Réalisateur, producteur, acteur et collectionneur d’art, il était né Passage du Désir et passa sa vie à s’amuser.
Le temps qui glisse est un salaud… Claude Berri, l’un des derniers nababs du cinéma français, est décédé lundi matin d’un accident vasculaire cérébral. Alors qu’il préparait son prochain film – Trésor, avec Alain Chabat et Mathilde Seigner –, il avait été hospitalisé dans la nuit de samedi à dimanche.

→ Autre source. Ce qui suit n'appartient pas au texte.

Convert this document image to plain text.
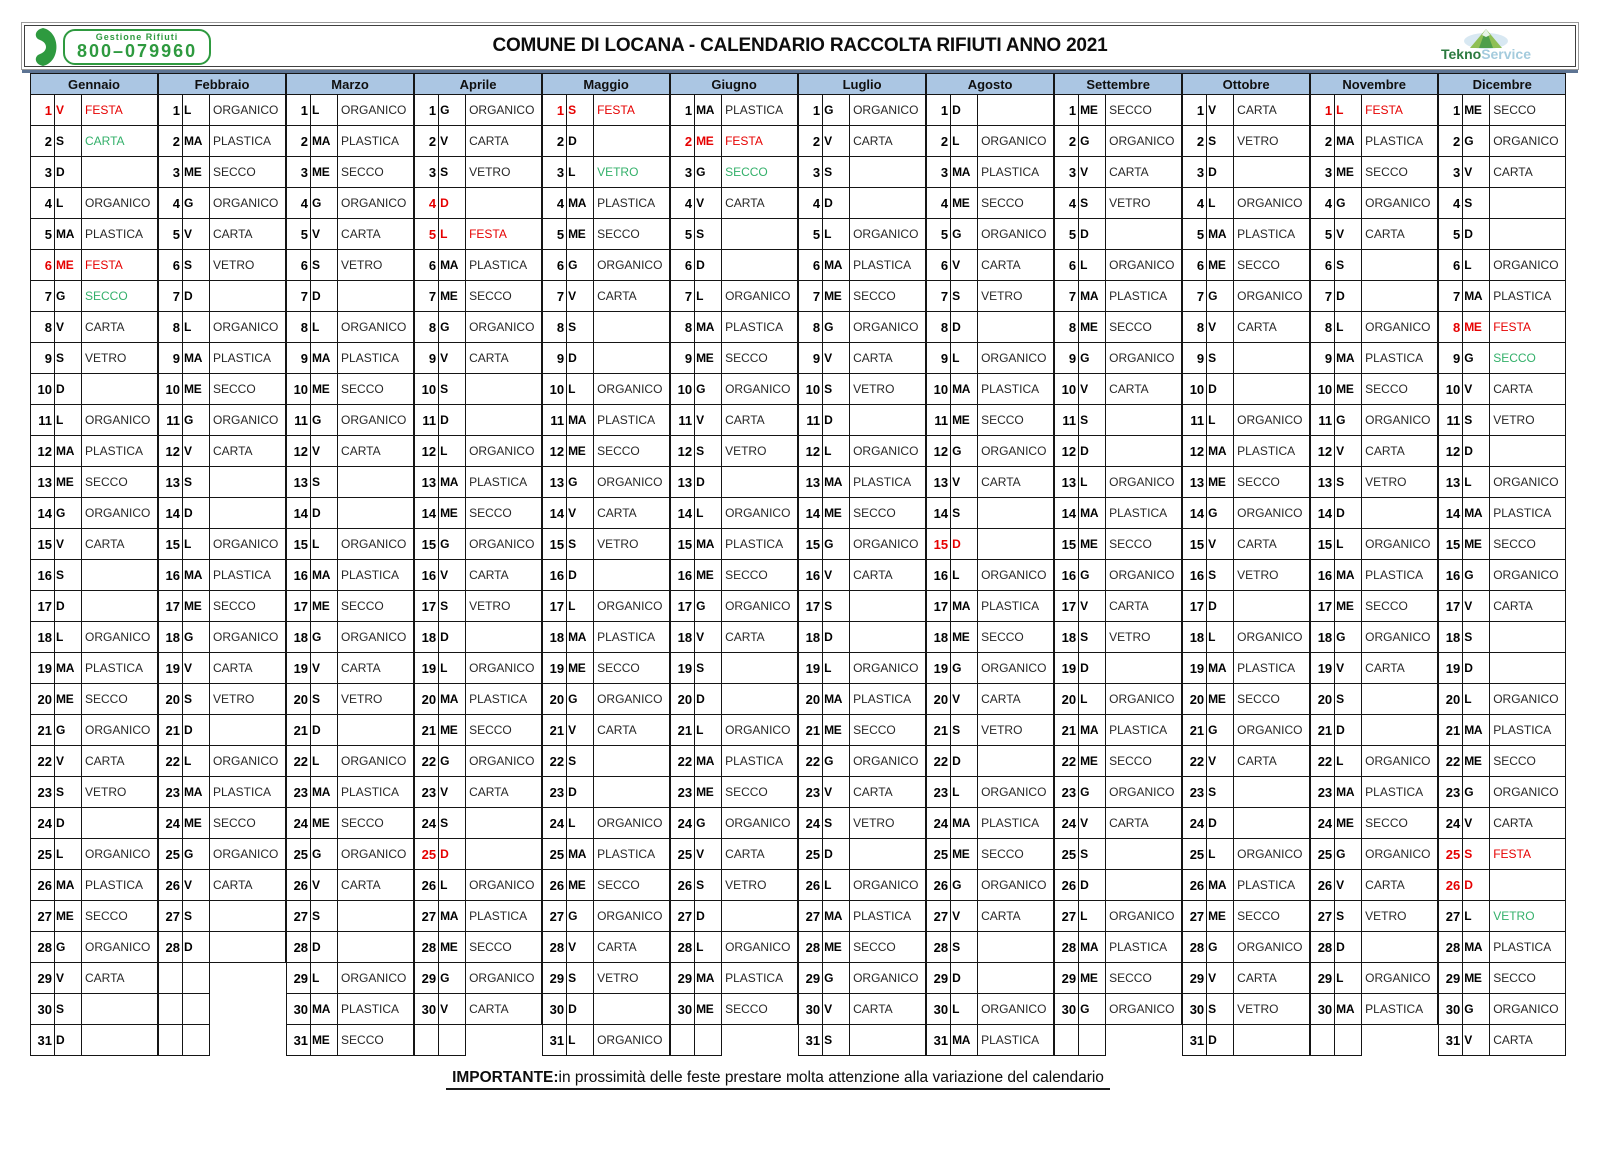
Gestione Rifiuti
800–079960	COMUNE DI LOCANA - CALENDARIO RACCOLTA RIFIUTI ANNO 2021	TeknoService
Gennaio		
1	V	FESTA
2	S	CARTA
3	D	
4	L	ORGANICO
5	MA	PLASTICA
6	ME	FESTA
7	G	SECCO
8	V	CARTA
9	S	VETRO
10	D	
11	L	ORGANICO
12	MA	PLASTICA
13	ME	SECCO
14	G	ORGANICO
15	V	CARTA
16	S	
17	D	
18	L	ORGANICO
19	MA	PLASTICA
20	ME	SECCO
21	G	ORGANICO
22	V	CARTA
23	S	VETRO
24	D	
25	L	ORGANICO
26	MA	PLASTICA
27	ME	SECCO
28	G	ORGANICO
29	V	CARTA
30	S	
31	D	
Febbraio		
1	L	ORGANICO
2	MA	PLASTICA
3	ME	SECCO
4	G	ORGANICO
5	V	CARTA
6	S	VETRO
7	D	
8	L	ORGANICO
9	MA	PLASTICA
10	ME	SECCO
11	G	ORGANICO
12	V	CARTA
13	S	
14	D	
15	L	ORGANICO
16	MA	PLASTICA
17	ME	SECCO
18	G	ORGANICO
19	V	CARTA
20	S	VETRO
21	D	
22	L	ORGANICO
23	MA	PLASTICA
24	ME	SECCO
25	G	ORGANICO
26	V	CARTA
27	S	
28	D	

Marzo		
1	L	ORGANICO
2	MA	PLASTICA
3	ME	SECCO
4	G	ORGANICO
5	V	CARTA
6	S	VETRO
7	D	
8	L	ORGANICO
9	MA	PLASTICA
10	ME	SECCO
11	G	ORGANICO
12	V	CARTA
13	S	
14	D	
15	L	ORGANICO
16	MA	PLASTICA
17	ME	SECCO
18	G	ORGANICO
19	V	CARTA
20	S	VETRO
21	D	
22	L	ORGANICO
23	MA	PLASTICA
24	ME	SECCO
25	G	ORGANICO
26	V	CARTA
27	S	
28	D	
29	L	ORGANICO
30	MA	PLASTICA
31	ME	SECCO
Aprile		
1	G	ORGANICO
2	V	CARTA
3	S	VETRO
4	D	
5	L	FESTA
6	MA	PLASTICA
7	ME	SECCO
8	G	ORGANICO
9	V	CARTA
10	S	
11	D	
12	L	ORGANICO
13	MA	PLASTICA
14	ME	SECCO
15	G	ORGANICO
16	V	CARTA
17	S	VETRO
18	D	
19	L	ORGANICO
20	MA	PLASTICA
21	ME	SECCO
22	G	ORGANICO
23	V	CARTA
24	S	
25	D	
26	L	ORGANICO
27	MA	PLASTICA
28	ME	SECCO
29	G	ORGANICO
30	V	CARTA

Maggio		
1	S	FESTA
2	D	
3	L	VETRO
4	MA	PLASTICA
5	ME	SECCO
6	G	ORGANICO
7	V	CARTA
8	S	
9	D	
10	L	ORGANICO
11	MA	PLASTICA
12	ME	SECCO
13	G	ORGANICO
14	V	CARTA
15	S	VETRO
16	D	
17	L	ORGANICO
18	MA	PLASTICA
19	ME	SECCO
20	G	ORGANICO
21	V	CARTA
22	S	
23	D	
24	L	ORGANICO
25	MA	PLASTICA
26	ME	SECCO
27	G	ORGANICO
28	V	CARTA
29	S	VETRO
30	D	
31	L	ORGANICO
Giugno		
1	MA	PLASTICA
2	ME	FESTA
3	G	SECCO
4	V	CARTA
5	S	
6	D	
7	L	ORGANICO
8	MA	PLASTICA
9	ME	SECCO
10	G	ORGANICO
11	V	CARTA
12	S	VETRO
13	D	
14	L	ORGANICO
15	MA	PLASTICA
16	ME	SECCO
17	G	ORGANICO
18	V	CARTA
19	S	
20	D	
21	L	ORGANICO
22	MA	PLASTICA
23	ME	SECCO
24	G	ORGANICO
25	V	CARTA
26	S	VETRO
27	D	
28	L	ORGANICO
29	MA	PLASTICA
30	ME	SECCO

Luglio		
1	G	ORGANICO
2	V	CARTA
3	S	
4	D	
5	L	ORGANICO
6	MA	PLASTICA
7	ME	SECCO
8	G	ORGANICO
9	V	CARTA
10	S	VETRO
11	D	
12	L	ORGANICO
13	MA	PLASTICA
14	ME	SECCO
15	G	ORGANICO
16	V	CARTA
17	S	
18	D	
19	L	ORGANICO
20	MA	PLASTICA
21	ME	SECCO
22	G	ORGANICO
23	V	CARTA
24	S	VETRO
25	D	
26	L	ORGANICO
27	MA	PLASTICA
28	ME	SECCO
29	G	ORGANICO
30	V	CARTA
31	S	
Agosto		
1	D	
2	L	ORGANICO
3	MA	PLASTICA
4	ME	SECCO
5	G	ORGANICO
6	V	CARTA
7	S	VETRO
8	D	
9	L	ORGANICO
10	MA	PLASTICA
11	ME	SECCO
12	G	ORGANICO
13	V	CARTA
14	S	
15	D	
16	L	ORGANICO
17	MA	PLASTICA
18	ME	SECCO
19	G	ORGANICO
20	V	CARTA
21	S	VETRO
22	D	
23	L	ORGANICO
24	MA	PLASTICA
25	ME	SECCO
26	G	ORGANICO
27	V	CARTA
28	S	
29	D	
30	L	ORGANICO
31	MA	PLASTICA
Settembre		
1	ME	SECCO
2	G	ORGANICO
3	V	CARTA
4	S	VETRO
5	D	
6	L	ORGANICO
7	MA	PLASTICA
8	ME	SECCO
9	G	ORGANICO
10	V	CARTA
11	S	
12	D	
13	L	ORGANICO
14	MA	PLASTICA
15	ME	SECCO
16	G	ORGANICO
17	V	CARTA
18	S	VETRO
19	D	
20	L	ORGANICO
21	MA	PLASTICA
22	ME	SECCO
23	G	ORGANICO
24	V	CARTA
25	S	
26	D	
27	L	ORGANICO
28	MA	PLASTICA
29	ME	SECCO
30	G	ORGANICO

Ottobre		
1	V	CARTA
2	S	VETRO
3	D	
4	L	ORGANICO
5	MA	PLASTICA
6	ME	SECCO
7	G	ORGANICO
8	V	CARTA
9	S	
10	D	
11	L	ORGANICO
12	MA	PLASTICA
13	ME	SECCO
14	G	ORGANICO
15	V	CARTA
16	S	VETRO
17	D	
18	L	ORGANICO
19	MA	PLASTICA
20	ME	SECCO
21	G	ORGANICO
22	V	CARTA
23	S	
24	D	
25	L	ORGANICO
26	MA	PLASTICA
27	ME	SECCO
28	G	ORGANICO
29	V	CARTA
30	S	VETRO
31	D	
Novembre		
1	L	FESTA
2	MA	PLASTICA
3	ME	SECCO
4	G	ORGANICO
5	V	CARTA
6	S	
7	D	
8	L	ORGANICO
9	MA	PLASTICA
10	ME	SECCO
11	G	ORGANICO
12	V	CARTA
13	S	VETRO
14	D	
15	L	ORGANICO
16	MA	PLASTICA
17	ME	SECCO
18	G	ORGANICO
19	V	CARTA
20	S	
21	D	
22	L	ORGANICO
23	MA	PLASTICA
24	ME	SECCO
25	G	ORGANICO
26	V	CARTA
27	S	VETRO
28	D	
29	L	ORGANICO
30	MA	PLASTICA

Dicembre		
1	ME	SECCO
2	G	ORGANICO
3	V	CARTA
4	S	
5	D	
6	L	ORGANICO
7	MA	PLASTICA
8	ME	FESTA
9	G	SECCO
10	V	CARTA
11	S	VETRO
12	D	
13	L	ORGANICO
14	MA	PLASTICA
15	ME	SECCO
16	G	ORGANICO
17	V	CARTA
18	S	
19	D	
20	L	ORGANICO
21	MA	PLASTICA
22	ME	SECCO
23	G	ORGANICO
24	V	CARTA
25	S	FESTA
26	D	
27	L	VETRO
28	MA	PLASTICA
29	ME	SECCO
30	G	ORGANICO
31	V	CARTA
IMPORTANTE:in prossimità delle feste prestare molta attenzione alla variazione del calendario
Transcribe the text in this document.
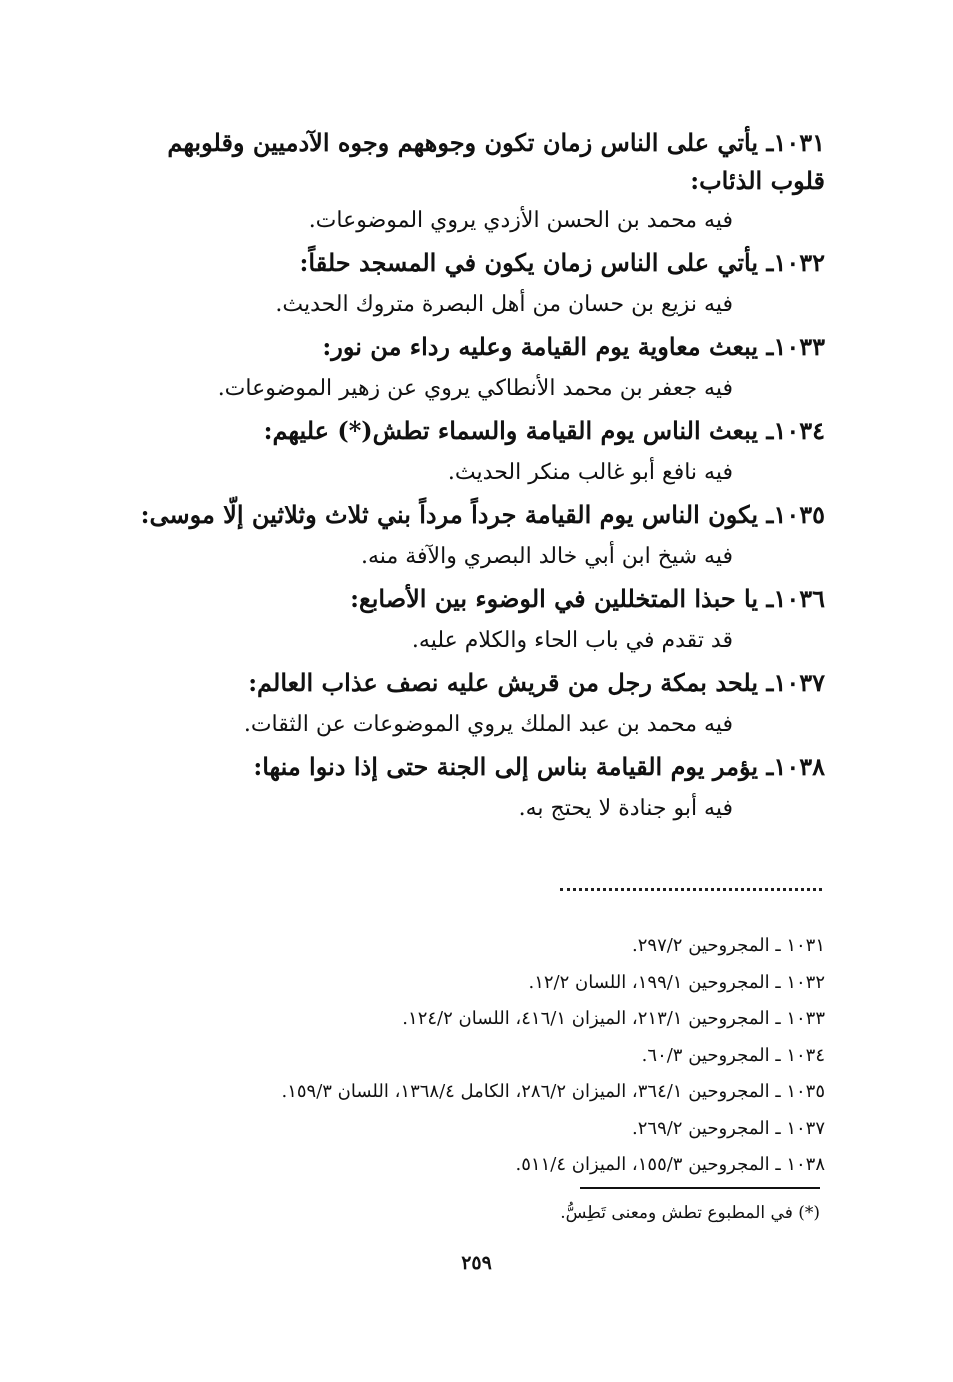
١٠٣١ـ يأتي على الناس زمان تكون وجوههم وجوه الآدميين وقلوبهم قلوب الذئاب:
فيه محمد بن الحسن الأزدي يروي الموضوعات.
١٠٣٢ـ يأتي على الناس زمان يكون في المسجد حلقاً:
فيه نزيع بن حسان من أهل البصرة متروك الحديث.
١٠٣٣ـ يبعث معاوية يوم القيامة وعليه رداء من نور:
فيه جعفر بن محمد الأنطاكي يروي عن زهير الموضوعات.
١٠٣٤ـ يبعث الناس يوم القيامة والسماء تطش(*) عليهم:
فيه نافع أبو غالب منكر الحديث.
١٠٣٥ـ يكون الناس يوم القيامة جرداً مرداً بني ثلاث وثلاثين إلّا موسى:
فيه شيخ ابن أبي خالد البصري والآفة منه.
١٠٣٦ـ يا حبذا المتخللين في الوضوء بين الأصابع:
قد تقدم في باب الحاء والكلام عليه.
١٠٣٧ـ يلحد بمكة رجل من قريش عليه نصف عذاب العالم:
فيه محمد بن عبد الملك يروي الموضوعات عن الثقات.
١٠٣٨ـ يؤمر يوم القيامة بناس إلى الجنة حتى إذا دنوا منها:
فيه أبو جنادة لا يحتج به.
١٠٣١ ـ المجروحين ٢٩٧/٢.
١٠٣٢ ـ المجروحين ١٩٩/١، اللسان ١٢/٢.
١٠٣٣ ـ المجروحين ٢١٣/١، الميزان ٤١٦/١، اللسان ١٢٤/٢.
١٠٣٤ ـ المجروحين ٦٠/٣.
١٠٣٥ ـ المجروحين ٣٦٤/١، الميزان ٢٨٦/٢، الكامل ١٣٦٨/٤، اللسان ١٥٩/٣.
١٠٣٧ ـ المجروحين ٢٦٩/٢.
١٠٣٨ ـ المجروحين ١٥٥/٣، الميزان ٥١١/٤.
(*) في المطبوع تطش ومعنى تَطِسُّ.
٢٥٩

Et, pour une fois, l’ultime, il n’a pu distribuer les cartes comme il savait si bien le faire, suivant l’enseignement de son père artisan fourreur, l’homme qu’il admira le plus et dont il tira sa philosophie de vie.
Avec sa disparition, le cinéma français et européen perd l’un des plus intuitifs producteurs. Jugez plutôt.
En 2008, à 74 ans, Claude Berri a cartonné côté grand public avec Bienvenue chez les Ch’tis et dans l’art et essai avec le césarisé La graine et le mulet.
Son sceau de producteur est là : alterner comédies populaires et projets hors-norme. Et, depuis la fin des années 60, la liste est impressionnante.
« Je n’ai jamais travaillé dans ma vie. Parfois on me demande : “ Alors, tu travailles ?” Eh bien non, je m’amuse », écrivait-il pourtant dans son poignant autoportrait publié en 2003. Rencontré alors, il nous avait confié : « Je suis fier d’avoir fait Le vieil homme et l’enfant, Le cinéma de papa. Comme producteur, j’ai envie de citer Tess, L’ours, Valmont, La reine Margot… Je suis fier d’avoir financé Tout sur ma mère. Pedro Almodovar est le seul auteur, aujourd’hui en Europe, qui touche le public. Je suis fier d’avoir produit le premier film d’Alain Chabat, d’Isabelle Nanty, et d’Yvan Attal, que je considère comme mon fils spirituel. Chaque film est un prototype. On n’a jamais de certitudes. On ne sait si on s’est trompé que quand le film sort en salle. »
Berri avait aussi une autre grande passion : la peinture. Depuis 1986, il s’intéressait de près à l’art. Capable de se ruiner pour un Dubuffet ou un Ryman, il dira : « La peinture m’apporte beaucoup de satisfaction, de joie, d’excitation, de connaissances. A un moment, le cinéma ne remplissait plus assez ma vie et l’art s’est imposé. Aujourd’hui, cela se prolonge avec mon intérêt pour la photographie. »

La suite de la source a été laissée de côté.